It was one of our greatest fears for years. Something those of us in the art community discussed occasionally and hoped would never happen—the retirement of Suzanne Muchnic. Then, last month, we read the post on the Los Angeles Times’s Reader Representative blog that after thirty-one years, she was stepping away from her long-held position as arts reporter.
The phrase “veteran arts journalist” was practically created for Suzanne. You’ll be hard pressed to find anyone in town, from curators to publicists, who don’t hold her in the highest regard. Suzanne just got it. She understood museums, she understood art, and she was incredibly deft at weaving compelling, honest stories. It goes without saying that we’ll miss her. So, on the occasion of her retirement, we thought we’d ask her to take a look back. Somehow, after reading her thoughtful answers to our questions, I appreciate her even more than I already did.
How did your appreciation of art change in three decades of writing about it? Did you start out liking one genre and move on to others?
I was primarily interested in contemporary art when I started writing, but over the years I developed a much deeper knowledge and love of art history. One of the best things about my job was that it was an ongoing education. In newspaper terms, I was a specialist because I wrote almost exclusively about visual arts. In fact, I was a generalist, forever exploring things that required as much research and reading as deadlines allowed.
What was the first show you reviewed as a staff writer for the LA Times, and the last?
I freelanced for the LA Times for about a year before I joined the staff. My first review published in the paper, in 1977, covered a show of Bill Davison’s prints at USC and an exhibition about performance art at the Los Angeles Institute of Contemporary Art. My first review as a staff writer was about Paris-Berlin: Reports and Contrasts from France and Germany, 1900–33 at the Pompidou Center in Paris.

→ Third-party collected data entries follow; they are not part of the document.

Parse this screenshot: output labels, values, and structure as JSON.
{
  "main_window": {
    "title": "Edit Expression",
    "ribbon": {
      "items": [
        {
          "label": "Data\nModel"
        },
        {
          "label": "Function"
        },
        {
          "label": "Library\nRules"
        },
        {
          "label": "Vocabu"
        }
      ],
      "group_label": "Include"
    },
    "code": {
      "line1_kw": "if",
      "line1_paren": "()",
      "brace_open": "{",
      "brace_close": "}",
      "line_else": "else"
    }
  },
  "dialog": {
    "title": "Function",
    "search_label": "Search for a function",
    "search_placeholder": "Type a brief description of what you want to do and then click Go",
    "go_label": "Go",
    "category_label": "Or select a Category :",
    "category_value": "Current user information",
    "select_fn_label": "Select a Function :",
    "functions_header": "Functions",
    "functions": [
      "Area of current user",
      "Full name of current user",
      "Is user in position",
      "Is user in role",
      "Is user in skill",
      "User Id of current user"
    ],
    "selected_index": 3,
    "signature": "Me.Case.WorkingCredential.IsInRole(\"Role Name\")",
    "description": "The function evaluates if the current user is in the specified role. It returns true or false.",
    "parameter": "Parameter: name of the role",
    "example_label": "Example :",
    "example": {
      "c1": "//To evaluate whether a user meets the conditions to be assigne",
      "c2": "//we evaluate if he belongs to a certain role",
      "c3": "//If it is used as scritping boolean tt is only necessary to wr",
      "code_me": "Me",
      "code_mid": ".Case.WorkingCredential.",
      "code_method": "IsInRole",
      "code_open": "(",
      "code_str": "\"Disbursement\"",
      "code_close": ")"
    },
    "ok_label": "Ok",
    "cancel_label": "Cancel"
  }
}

I stopped reviewing around 1990 and began devoting all my time to news and features. My last feature written while I was on staff, to be published Jan. 10, is about The Art of Native American Basketry: A Living Tradition, an exhibition at the Autry National Center.
We were recently talking about the notion of the “L.A. Artist.” Is the term useful to you? Do the artists of the region have something in common other than where they work?
The term might seem limiting or hopelessly old-fashioned, but I always want to know where an artist lives and works, and how that fact might shape or influence the work. “L.A. artists” come from all over the world, but there’s something about the region’s light, space, climate, and sense of possibility that distinguishes the work of many who choose to work here.
Which artist gave the best interview? And the worst?
I don’t think there was a best or worst, just many memorable conversations. One of my favorites was with Lee Bontecou at her home on a Pennsylvania farm, reached by a series of dirt roads. I talked to her just before she ended a long retreat from the art world with a retrospective exhibition at the Hammer Museum.
Do you see art criticism migrating away from print, and if so what effect does this have on the quality of the coverage?
Journalism is certainly migrating away from print, but we are in the midst of such a profound transition that it’s probably foolhardy to predict the future. In the long run, I think there will be a place for thoughtful art criticism and feature articles. At the moment, though, the push to be first and get the most hits with celebrity coverage seems overwhelming.
Do you look forward to seeing shows without having to write about them?
I have always gone to see shows that I didn’t write about and I’m sure I will continue. It can be fun to look without a reporter’s sense of responsibility, but having that responsibility has tremendous rewards.